The Psychoses of Brothers and Sisters.-The psychoses of brothers and sisters tend to be alike. Dementia praecox in a group of siblings is apt to be uniform in its manifestations, although one classical case has been reported and personally observed in which there was a remarkable transition in type

from what appeared to be pure paranoia to hebephrenic dementia praecox in five sisters. Where manic-depressive insanity occurs in a sibling group, the manifestations are closely alike. It sometimes appears that one sibling becomes insane at the involution period while another becomes insane early in life. Nevertheless, although one will be called involution disease and the other perhaps dementia praecox, a close study will reveal the fact that the two psychoses are fundamentally alike. There are a few cases recorded in which manic-depressive psychosis and dementia praecox occur in the same sibling group. On studying them I have not been able to convince myself that typical cases of manic-depressive insanity and dementia praecox occur in the same sibling group. It is, however, stated by some authors that this is possible and does occur. If so, it is, relatively speaking, rare.

Normal and Abnormal Heredity.—Extensive studies made by Koller, Diem and Jolly indicate that certain characters are of no fundamental importance in determining psychopathic heredity. For example, it appears from the work of these three authors that neurasthenia and psychoneurosis, generally speaking, occur as frequently in the ancestry of the so-called normal person as in the ancestry of the abnormal person. It also appears that organic brain diseases are more common in the ancestry of the normal than in the ancestry of the abnormal person. This is especially true of cerebral arteriosclerosis, hemiplegia, apoplexy and the like, which are often given great weight in the literature. Certain types of alcoholism seem to occur somewhat more frequently in the ancestry of the abnormal than in the ancestry of the normal person, but not to a striking degree. Mental disease in an uncle or aunt appears as frequently in the history of the normal as in the history of the abnormal person. Mental disease in a father, mother, grandmother or grandfather occurs very much more frequently in the ancestry of the abnormal than in the ancestry of the normal person. Such diseases as cancer, tuberculosis, diabetes, and the like, seem to me to have no psychopathic bearing. Tuberculosis occurs frequently in the history of the ancestors of the feebleminded in institutions, but this is because tuberculosis is frequent in the social stratum from which these people come. At Dr. Fernald's institution in Waverly there is less tuberculosis than in the general community, largely because of the good hygiene of the institution. Therefore, much of what has passed as psychopathic heredity, nervousness, tuberculosis, diabetes, organic nervous disorders, and to a limited extent, alcoholism, has no psychopathic bearing. This is also true of much mental disease. The fact that an ancestor had had senile dementia or an arteriosclerotic psychosis has no bearing, so far as can be discovered, on the dementia praecox, feeblemindedness, or other psychotic manifestations in a descendant.
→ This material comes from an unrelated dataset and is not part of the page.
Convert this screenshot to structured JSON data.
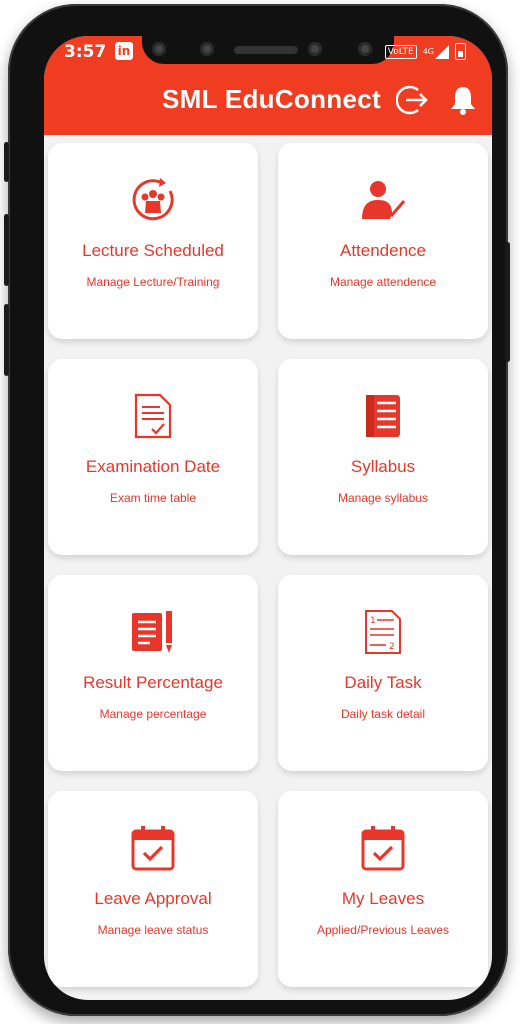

A Consideration of Certain Theories of Heredity.-Polymorphism, sponsored by Esquirol and Morel, and developed by Lombroso and a host of other writers, postulates that all forms of mental aberration from eccentricity of character to cretinism, including all of the psychoses, neuroses, epilepsy, and every departure from a hypothetical normal, are manifestations of the psychopathic constitution; that the disease condition manifests itself in a slight form in one generation and then increases degree by degree until, when a fourth generation is reached, the stage of idiocy appears and the stock then disappears. This remarkable theory which still shows its effects in all writings on the subject must be evaluated according to the time in which it originated. Not only may we say that information was lacking at the time when this formula for heredity was promulgated, but we may say also that the formula is never observed in operation. The only four-generation group that has been dis

covered is the group I have described in which no such transition occurs. On the whole, it may be stated that polymorphism in the main may be rejected, although there is some evidence of a limited type of transformation and a limited linking together of various mental states.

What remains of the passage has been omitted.